Applied Linux, SQL, Python, and Hadoop for large-scale data pipelines, integrating machine learning and database design into real-world workflows.

Learning Outcomes

  • Data Automation: Automated tasks on structured, semi-structured and unstructured data (text, images, geo, time series).
  • Ingestion & Integration: Combined heterogeneous datasets and produced meaningful summaries under real-world constraints.
  • Declarative Querying: Wrote efficient SQL for extraction and manipulation.
  • Big Data Fundamentals: Applied the 4Vs; used indexing, compression, partitioning, and distributed frameworks like Hadoop.
  • Ethics & Privacy: Considered privacy and ethical implications when handling sensitive/large-scale data.

Takeaways

This was my first advanced-level data science course, and the expectations were clearly higher than in introductory units.
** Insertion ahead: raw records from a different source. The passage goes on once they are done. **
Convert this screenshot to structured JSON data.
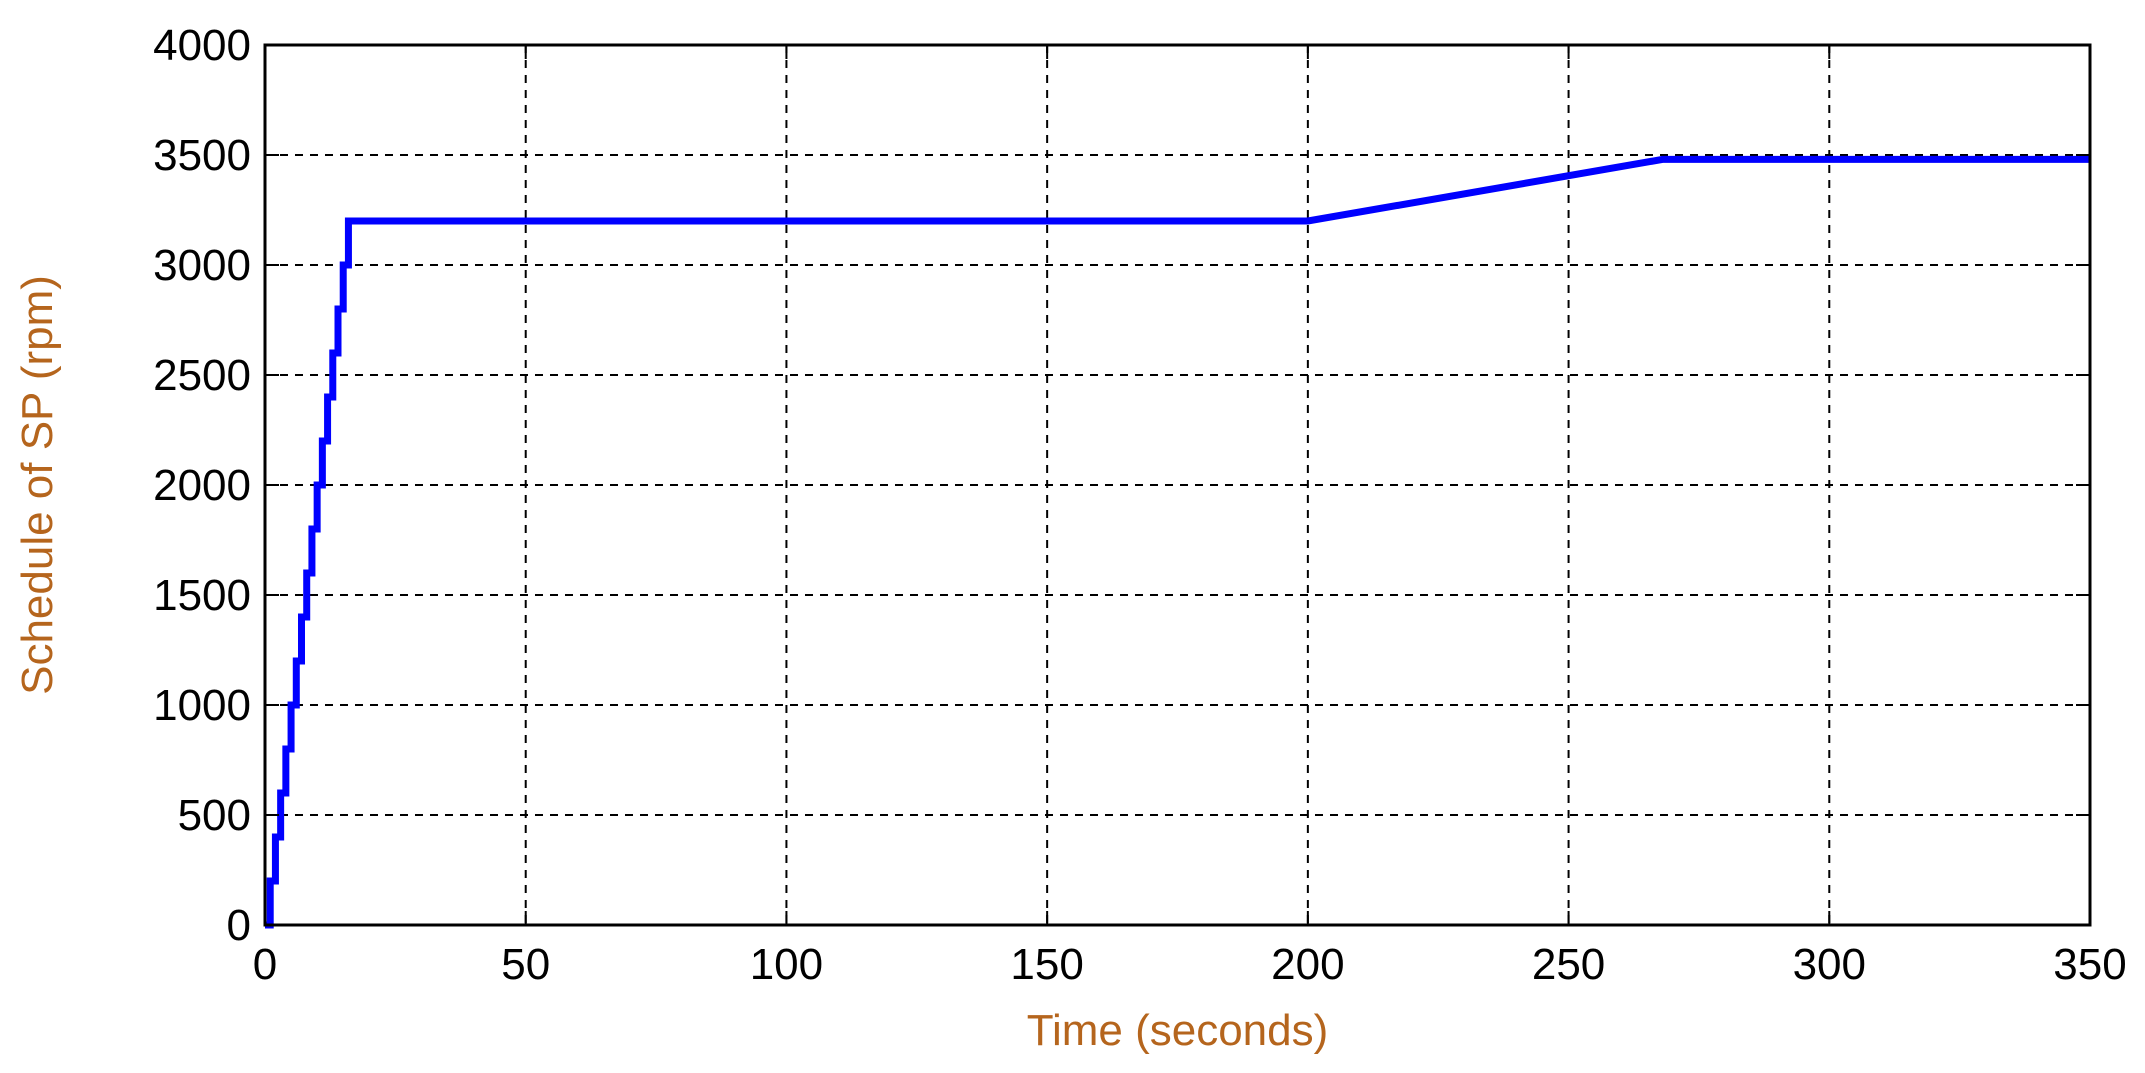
{
  "chart_data": {
    "type": "line",
    "title": "",
    "xlabel": "Time (seconds)",
    "ylabel": "Schedule of SP (rpm)",
    "xlim": [
      0,
      350
    ],
    "ylim": [
      0,
      4000
    ],
    "xticks": [
      0,
      50,
      100,
      150,
      200,
      250,
      300,
      350
    ],
    "yticks": [
      0,
      500,
      1000,
      1500,
      2000,
      2500,
      3000,
      3500,
      4000
    ],
    "xtick_labels": [
      "0",
      "50",
      "100",
      "150",
      "200",
      "250",
      "300",
      "350"
    ],
    "ytick_labels": [
      "0",
      "500",
      "1000",
      "1500",
      "2000",
      "2500",
      "3000",
      "3500",
      "4000"
    ],
    "grid": true,
    "series": [
      {
        "color": "#0000ff",
        "x": [
          0,
          1,
          1,
          2,
          2,
          3,
          3,
          4,
          4,
          5,
          5,
          6,
          6,
          7,
          7,
          8,
          8,
          9,
          9,
          10,
          10,
          11,
          11,
          12,
          12,
          13,
          13,
          14,
          14,
          15,
          15,
          16,
          16,
          200,
          268,
          350
        ],
        "y": [
          0,
          0,
          200,
          200,
          400,
          400,
          600,
          600,
          800,
          800,
          1000,
          1000,
          1200,
          1200,
          1400,
          1400,
          1600,
          1600,
          1800,
          1800,
          2000,
          2000,
          2200,
          2200,
          2400,
          2400,
          2600,
          2600,
          2800,
          2800,
          3000,
          3000,
          3200,
          3200,
          3480,
          3480
        ]
      }
    ],
    "colors": {
      "axis_label": "#b5651d",
      "line": "#0000ff",
      "grid": "#000000"
    }
  }
}
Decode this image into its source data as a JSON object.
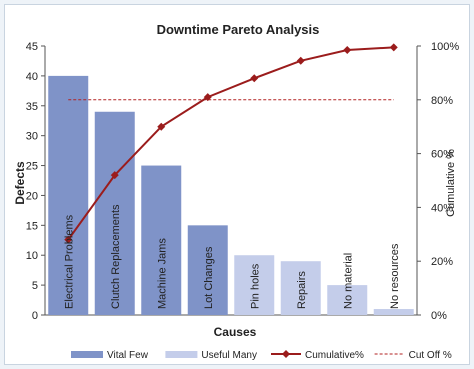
{
  "chart_data": {
    "type": "bar",
    "title": "Downtime Pareto Analysis",
    "xlabel": "Causes",
    "ylabel": "Defects",
    "y2label": "Cumulative %",
    "ylim": [
      0,
      45
    ],
    "y2lim": [
      0,
      100
    ],
    "yticks": [
      "0",
      "5",
      "10",
      "15",
      "20",
      "25",
      "30",
      "35",
      "40",
      "45"
    ],
    "y2ticks": [
      "0%",
      "20%",
      "40%",
      "60%",
      "80%",
      "100%"
    ],
    "categories": [
      "Electrical Problems",
      "Clutch Replacements",
      "Machine Jams",
      "Lot Changes",
      "Pin holes",
      "Repairs",
      "No material",
      "No resources"
    ],
    "series": [
      {
        "name": "Vital Few",
        "values": [
          40,
          34,
          25,
          15,
          null,
          null,
          null,
          null
        ],
        "color": "#7f93c8"
      },
      {
        "name": "Useful Many",
        "values": [
          null,
          null,
          null,
          null,
          10,
          9,
          5,
          1
        ],
        "color": "#c4cdea"
      },
      {
        "name": "Cumulative%",
        "values": [
          28,
          52,
          70,
          81,
          88,
          94.5,
          98.5,
          99.5
        ],
        "color": "#9b1c1c"
      },
      {
        "name": "Cut Off %",
        "values": [
          80,
          80,
          80,
          80,
          80,
          80,
          80,
          80
        ],
        "color": "#b22222"
      }
    ],
    "legend_position": "bottom",
    "grid": false
  }
}
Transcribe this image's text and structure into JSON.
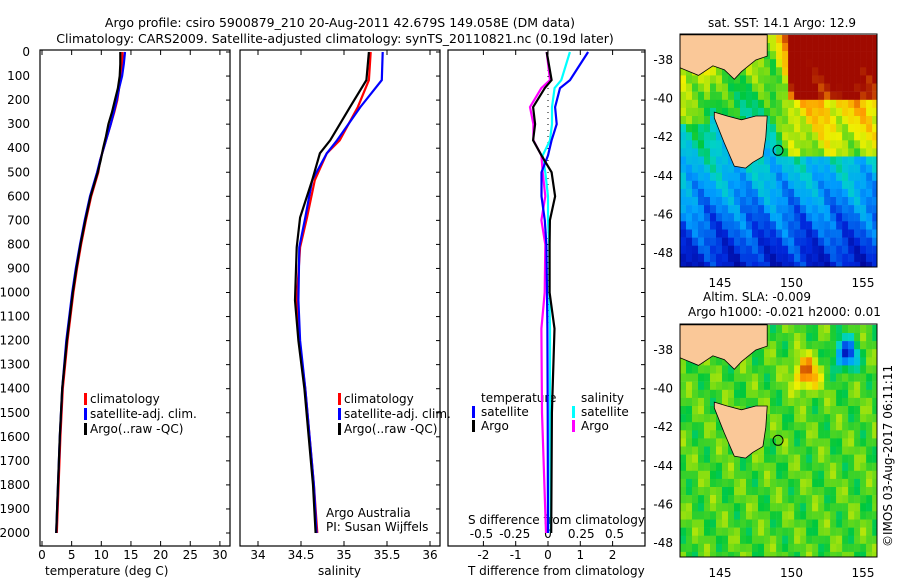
{
  "header": {
    "title_line1": "Argo profile: csiro 5900879_210 20-Aug-2011 42.679S 149.058E (DM data)",
    "title_line2": "Climatology: CARS2009. Satellite-adjusted climatology: synTS_20110821.nc (0.19d later)"
  },
  "colors": {
    "climatology": "#ff0000",
    "satellite": "#0000ff",
    "argo": "#000000",
    "sal_satellite": "#00ffff",
    "sal_argo": "#ff00ff"
  },
  "chart_data": [
    {
      "type": "line",
      "xlabel": "temperature (deg C)",
      "xlim": [
        -2,
        31
      ],
      "xticks": [
        0,
        5,
        10,
        15,
        20,
        25,
        30
      ],
      "ylim": [
        2060,
        0
      ],
      "yticks": [
        0,
        100,
        200,
        300,
        400,
        500,
        600,
        700,
        800,
        900,
        1000,
        1100,
        1200,
        1300,
        1400,
        1500,
        1600,
        1700,
        1800,
        1900,
        2000
      ],
      "depth": [
        0,
        50,
        100,
        150,
        200,
        250,
        300,
        350,
        400,
        450,
        500,
        600,
        700,
        800,
        900,
        1000,
        1200,
        1400,
        1600,
        1800,
        2000
      ],
      "series": [
        {
          "name": "climatology",
          "values": [
            13.6,
            13.5,
            13.3,
            13.0,
            12.7,
            12.2,
            11.6,
            11.0,
            10.4,
            9.8,
            9.5,
            8.3,
            7.4,
            6.6,
            5.9,
            5.3,
            4.3,
            3.5,
            3.1,
            2.8,
            2.5
          ]
        },
        {
          "name": "satellite-adj. clim.",
          "values": [
            14.0,
            13.8,
            13.5,
            13.0,
            12.6,
            12.1,
            11.6,
            11.0,
            10.4,
            9.8,
            9.3,
            8.1,
            7.2,
            6.4,
            5.7,
            5.1,
            4.1,
            3.4,
            3.0,
            2.7,
            2.4
          ]
        },
        {
          "name": "Argo(..raw -QC)",
          "values": [
            13.2,
            13.2,
            13.1,
            12.8,
            12.3,
            11.8,
            11.2,
            10.8,
            10.3,
            9.9,
            9.4,
            8.2,
            7.3,
            6.5,
            5.8,
            5.2,
            4.2,
            3.4,
            3.0,
            2.7,
            2.4
          ]
        }
      ],
      "legend": [
        "climatology",
        "satellite-adj. clim.",
        "Argo(..raw -QC)"
      ]
    },
    {
      "type": "line",
      "xlabel": "salinity",
      "xlim": [
        33.7,
        36.1
      ],
      "xticks": [
        "34",
        "34.5",
        "35",
        "35.5",
        "36"
      ],
      "depth": [
        0,
        117,
        229,
        367,
        421,
        533,
        688,
        812,
        1033,
        1200,
        1400,
        1600,
        1800,
        2000
      ],
      "series": [
        {
          "name": "climatology",
          "values": [
            35.31,
            35.29,
            35.16,
            34.95,
            34.8,
            34.66,
            34.57,
            34.49,
            34.45,
            34.48,
            34.55,
            34.6,
            34.65,
            34.69
          ]
        },
        {
          "name": "satellite-adj. clim.",
          "values": [
            35.45,
            35.44,
            35.19,
            34.92,
            34.8,
            34.63,
            34.55,
            34.48,
            34.47,
            34.49,
            34.55,
            34.6,
            34.65,
            34.68
          ]
        },
        {
          "name": "Argo(..raw -QC)",
          "values": [
            35.29,
            35.26,
            35.07,
            34.84,
            34.72,
            34.63,
            34.49,
            34.45,
            34.43,
            34.47,
            34.54,
            34.59,
            34.64,
            34.67
          ]
        }
      ],
      "legend": [
        "climatology",
        "satellite-adj. clim.",
        "Argo(..raw -QC)"
      ],
      "annotation_line1": "Argo Australia",
      "annotation_line2": "PI: Susan Wijffels"
    },
    {
      "type": "line",
      "xlabel": "T difference from climatology",
      "xlim": [
        -3.1,
        3.0
      ],
      "xticks": [
        "-2",
        "-1",
        "0",
        "1",
        "2"
      ],
      "x2label": "S difference from climatology",
      "x2lim": [
        -0.75,
        0.73
      ],
      "x2ticks": [
        "-0.5",
        "-0.25",
        "0",
        "0.25",
        "0.5"
      ],
      "depth": [
        0,
        117,
        150,
        229,
        300,
        367,
        430,
        500,
        600,
        700,
        800,
        1000,
        1150,
        1500,
        2000
      ],
      "series": [
        {
          "name": "temperature satellite",
          "axis": "T",
          "values": [
            1.24,
            0.68,
            0.37,
            0.22,
            0.27,
            0.11,
            0.0,
            -0.2,
            -0.2,
            -0.1,
            -0.05,
            -0.03,
            -0.02,
            -0.01,
            0.0
          ]
        },
        {
          "name": "temperature Argo",
          "axis": "T",
          "values": [
            -0.04,
            0.11,
            -0.1,
            -0.46,
            -0.4,
            -0.46,
            -0.2,
            0.11,
            0.22,
            0.06,
            0.05,
            0.05,
            0.2,
            0.12,
            0.1
          ]
        },
        {
          "name": "salinity satellite",
          "axis": "S",
          "values": [
            0.165,
            0.1,
            0.05,
            0.03,
            0.03,
            0.015,
            -0.04,
            -0.02,
            0.0,
            0.0,
            0.01,
            0.01,
            0.015,
            0.015,
            0.02
          ]
        },
        {
          "name": "salinity Argo",
          "axis": "S",
          "values": [
            -0.01,
            0.015,
            -0.05,
            -0.135,
            -0.11,
            -0.11,
            -0.05,
            -0.04,
            -0.02,
            -0.05,
            -0.02,
            -0.025,
            -0.05,
            -0.045,
            -0.015
          ]
        }
      ],
      "legend_temperature_title": "temperature",
      "legend_salinity_title": "salinity",
      "legend_items": [
        "satellite",
        "Argo"
      ]
    }
  ],
  "maps": {
    "sst_title": "sat. SST: 14.1 Argo: 12.9",
    "sla_title_line1": "Altim. SLA: -0.009",
    "sla_title_line2": "Argo h1000: -0.021 h2000: 0.01",
    "lat_ticks": [
      "-38",
      "-40",
      "-42",
      "-44",
      "-46",
      "-48"
    ],
    "lon_ticks": [
      "145",
      "150",
      "155"
    ],
    "argo_position": {
      "lon": 149.058,
      "lat": -42.679
    }
  },
  "footer": {
    "stamp": "©IMOS 03-Aug-2017 06:11:11"
  }
}
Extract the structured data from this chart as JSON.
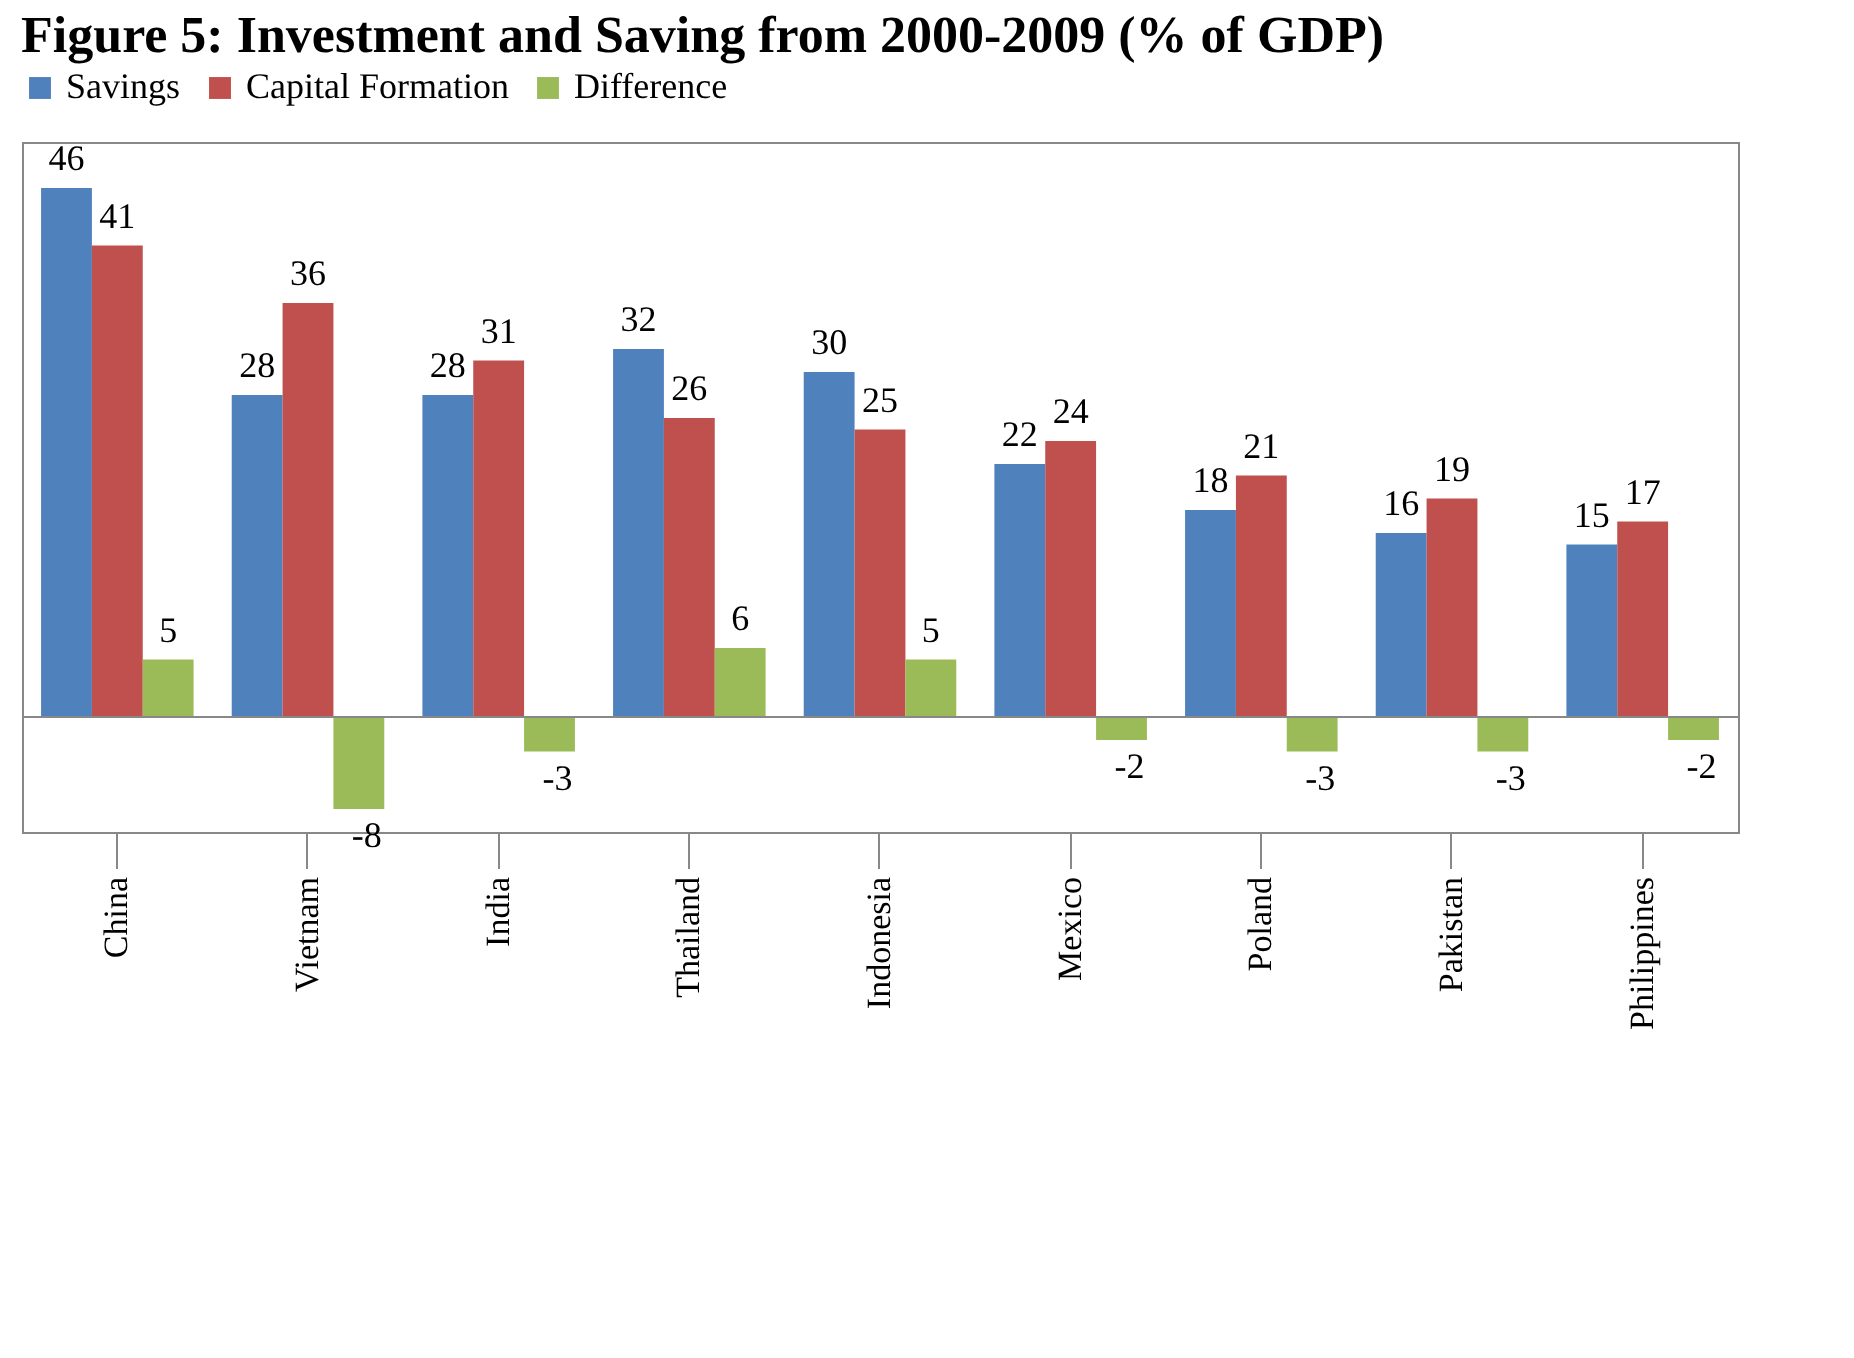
{
  "chart_data": {
    "type": "bar",
    "title": "Figure 5: Investment and Saving from 2000-2009 (% of GDP)",
    "categories": [
      "China",
      "Vietnam",
      "India",
      "Thailand",
      "Indonesia",
      "Mexico",
      "Poland",
      "Pakistan",
      "Philippines"
    ],
    "series": [
      {
        "name": "Savings",
        "color": "#4f81bd",
        "values": [
          46,
          28,
          28,
          32,
          30,
          22,
          18,
          16,
          15
        ]
      },
      {
        "name": "Capital Formation",
        "color": "#c0504d",
        "values": [
          41,
          36,
          31,
          26,
          25,
          24,
          21,
          19,
          17
        ]
      },
      {
        "name": "Difference",
        "color": "#9bbb59",
        "values": [
          5,
          -8,
          -3,
          6,
          5,
          -2,
          -3,
          -3,
          -2
        ]
      }
    ],
    "data_labels": true,
    "legend": "top",
    "grid": false
  }
}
I learned how to work with Linux systems for handling data, deepened my knowledge of big data concepts, and used Jupyter notebooks to connect with PostgreSQL databases. A key part of the course was designing better table structures and fields to support efficient querying and retrieval—skills that are directly relevant to a data scientist’s work. In the group project, we also had to integrate machine learning techniques to support our analysis, which required both technical adaptability and teamwork. At the same time, the SQL tests and final exam were particularly challenging for me, but I see those difficulties as valuable growth opportunities. Beyond the technical skills, I also realized how important it is to manage group dynamics effectively when tackling complex projects. Overall, the challenges were significant, but the learning outcomes and confidence I gained were even greater.